Ekstra Bladet received the Iraq data from Wikileaks some time before the Friday 22. 23:00 (DK-time) embargo. We knew the dump was going to be in the exact same format as the Afghanistan one, so loading the data was a snap. When we started running some of the same research-scripts used on the Afghanistan data, it quickly became clear that something was amiss however. For example, we could only find a single report mentioning Danish involvement (namely the “Danish Demining Group”) in the Iraq War. We had drawn up a list persons, companies and places of interest, but searches for these also turned up nothing. A quick perusal of a few sample reports revealed that almost all identifying names have been purged from report texts.

Update: It turns out that Ekstra Bladet got the redacted version of the from Wikileaks. Apparently some 6 international news organisations (and the Danish newspaper Infomation) got the full, unredacted data. They won’t be limited in the ways mentioned below.

This caused us to temporarily abandon the search for interesting individual events and instead try to visualize the events in aggregate using maps. I had readied a heatmap tile-renderer which — when fed the Afghanistan data — produces really nice zoomable heatmaps overlayed on Google Maps. When loaded with the Iraq data however, the heatmap tiles had strange artifacts. This turns out to be because the report geo-coordinate-precision has been truncated. We chose not to publish the heatmap, but the effect is also evident on this Google Fusion-tables based map of IED-attacks (article text in Danish). The geo-precision truncation makes it impossible to produce something like the Guardian IED heatmap, demonstrating IED-attacks hugging roads and major cities.

Artifacts due to geo-precision blurring

We did manage to produce some body count-based articled before the embargo. Creating simple infographics showing report- and attack-frequency over time is also possible. Looking at the reports, it is also fairly easy to establish that Iraqi police mistreated prisoners. Danish soldiers are known to have handed over prisoners to Iraqi police (via British troops), making this significant in a Danish context. We have — however — not been able to use the reports to scrutinize the Danish involvement in the Iraq war in the same depth that we could with the Afghanistan data.

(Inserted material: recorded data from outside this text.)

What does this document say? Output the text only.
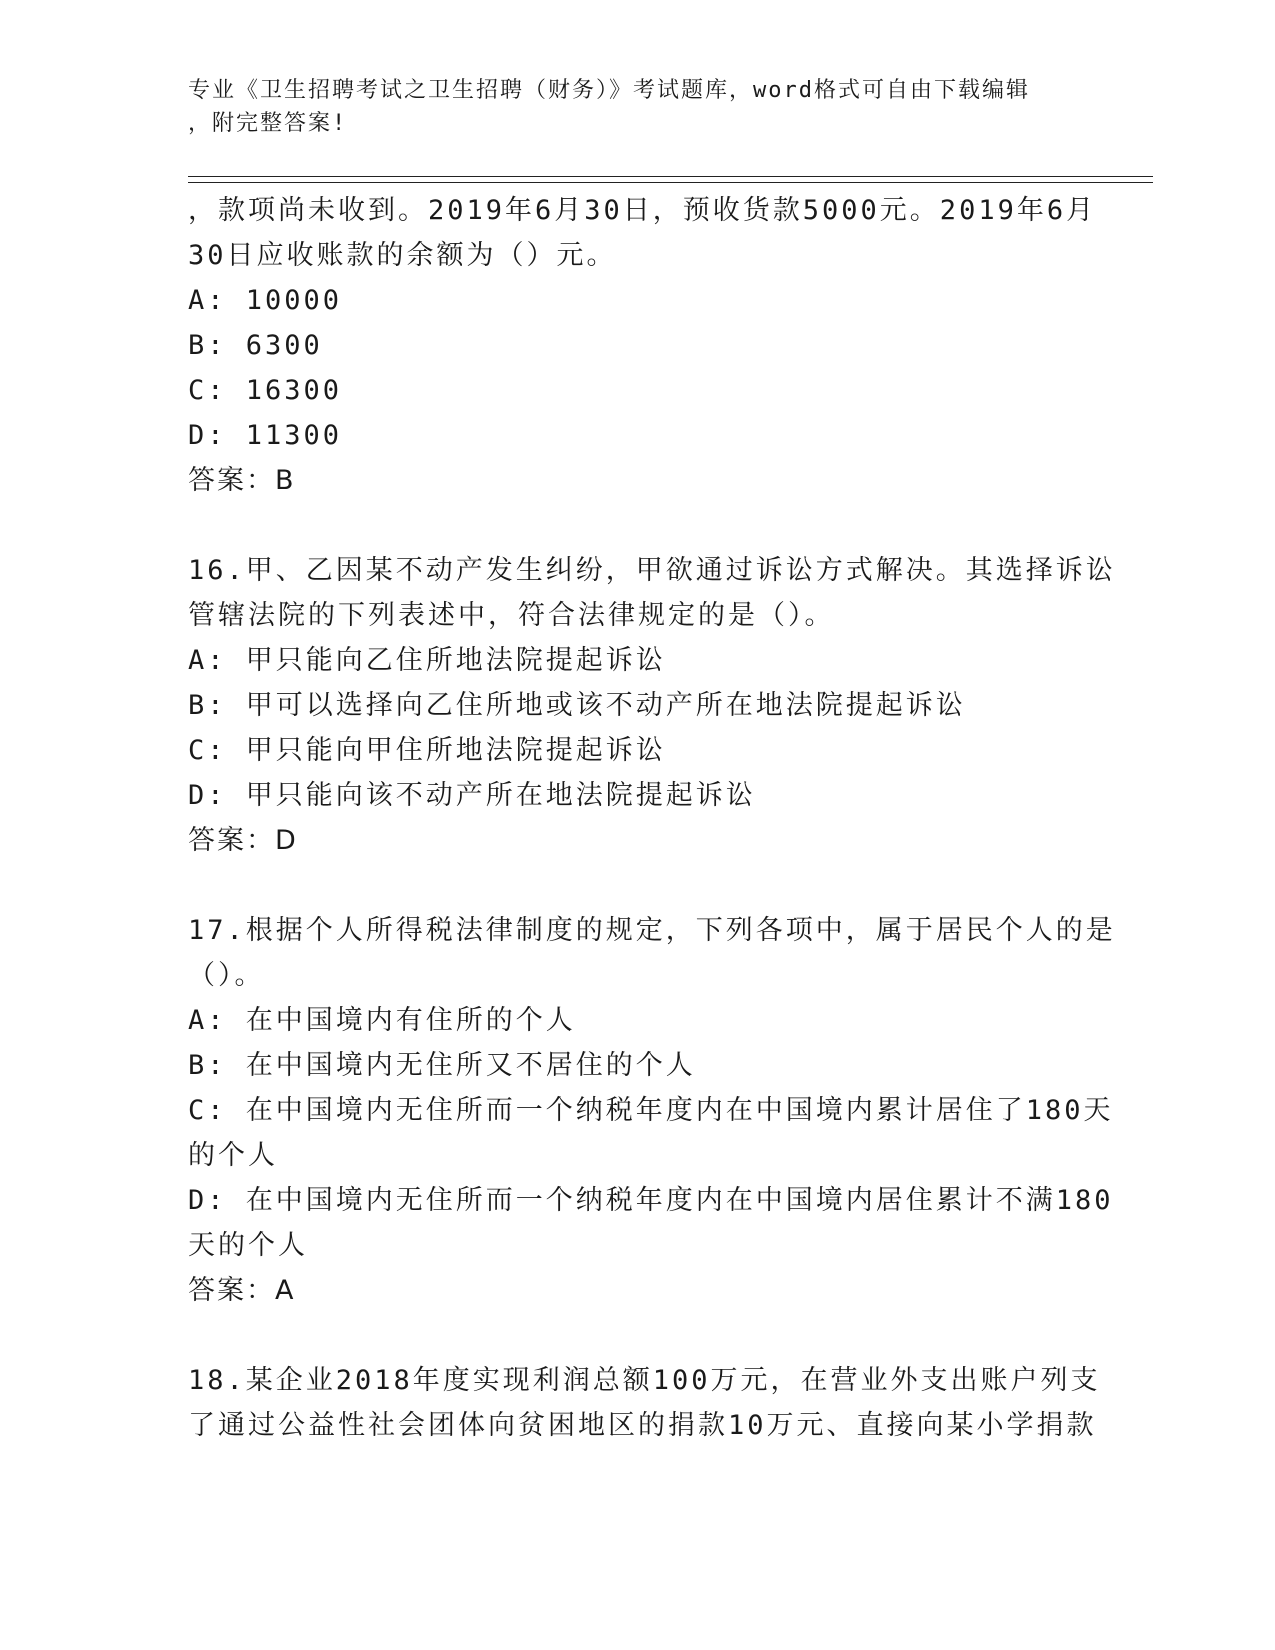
专业《卫生招聘考试之卫生招聘（财务）》考试题库，word格式可自由下载编辑
，附完整答案!
，款项尚未收到。2019年6月30日，预收货款5000元。2019年6月
30日应收账款的余额为（）元。
A: 10000
B: 6300
C: 16300
D: 11300
答案：B
16.甲、乙因某不动产发生纠纷，甲欲通过诉讼方式解决。其选择诉讼
管辖法院的下列表述中，符合法律规定的是（）。
A: 甲只能向乙住所地法院提起诉讼
B: 甲可以选择向乙住所地或该不动产所在地法院提起诉讼
C: 甲只能向甲住所地法院提起诉讼
D: 甲只能向该不动产所在地法院提起诉讼
答案：D
17.根据个人所得税法律制度的规定，下列各项中，属于居民个人的是
（）。
A: 在中国境内有住所的个人
B: 在中国境内无住所又不居住的个人
C: 在中国境内无住所而一个纳税年度内在中国境内累计居住了180天
的个人
D: 在中国境内无住所而一个纳税年度内在中国境内居住累计不满180
天的个人
答案：A
18.某企业2018年度实现利润总额100万元，在营业外支出账户列支
了通过公益性社会团体向贫困地区的捐款10万元、直接向某小学捐款
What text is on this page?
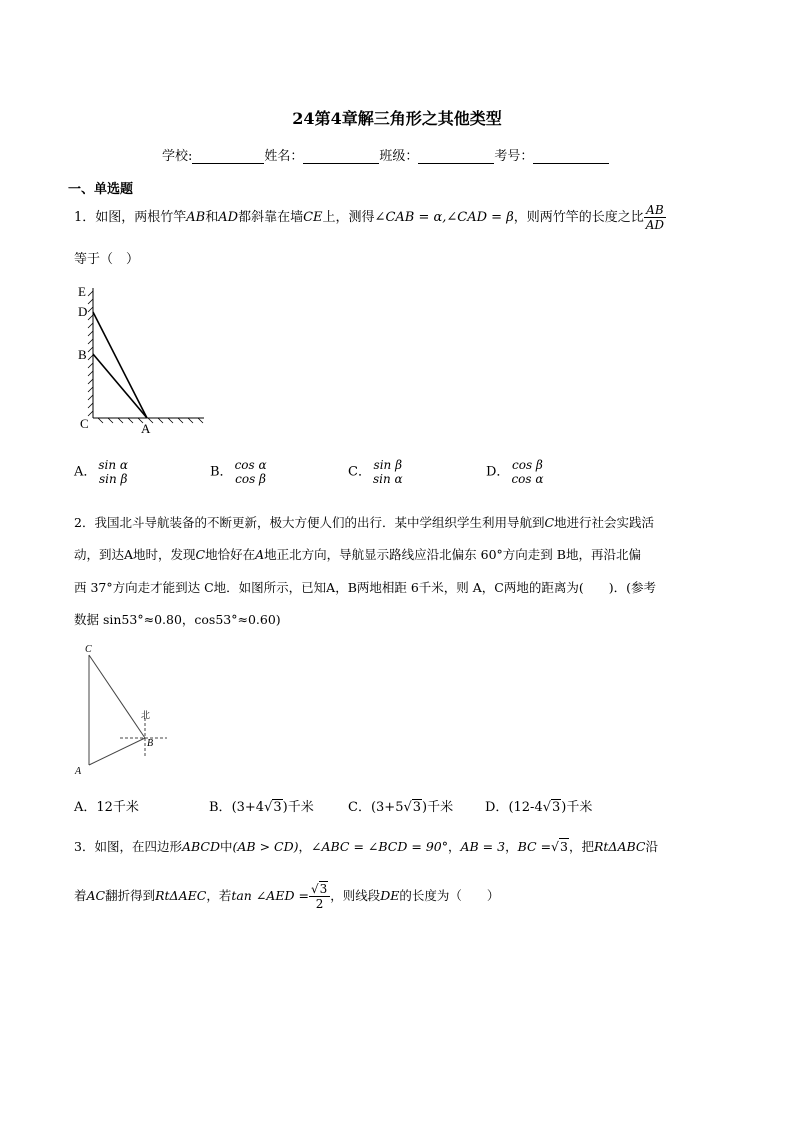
24第4章解三角形之其他类型
学校:	姓名：	班级：	考号：
一、单选题
1．如图，两根竹竿AB和AD都斜靠在墙CE上，测得∠CAB = α,∠CAD = β，则两竹竿的长度之比 $\frac{AB}{AD}$
等于（　）
E
D
B
C	A
A． sin α
sin β	B． cos α
cos β	C． sin β
sin α	D． cos β
cos α
2．我国北斗导航装备的不断更新，极大方便人们的出行．某中学组织学生利用导航到C地进行社会实践活
动，到达A地时，发现C地恰好在A地正北方向，导航显示路线应沿北偏东 60°方向走到 B地，再沿北偏
西 37°方向走才能到达 C地．如图所示，已知A，B两地相距 6千米，则 A，C两地的距离为(　　)．(参考
数据 sin53°≈0.80，cos53°≈0.60)
C
北
B
A
A．12千米	B．(3+4√3)千米	C．(3+5√3)千米 D．(12-4√3)千米
3．如图，在四边形ABCD中(AB > CD)，∠ABC = ∠BCD = 90°，AB = 3，BC =√3，把RtΔABC沿
着AC翻折得到RtΔAEC，若tan ∠AED = $\frac{√3}{2}$ ，则线段DE的长度为（　　）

We initially thought the redactions were only for the pre-embargo data dump and that an unredacted dataset might become available post-embargo. That seems not to be the case though, since the reports Wikileaks published online after the embargo are also redacted.

I’m not qualified to say whether the redactions in the Iraq reports are necessary to protect the individuals mentioned in them. It is worth noting that the Pentagon itself found that no sources were revealed by the Afghanistan leak. The Iraq-leak is great ressource for documenting the brutality of the war there, but the redactions do make it difficult to make sense of individual events.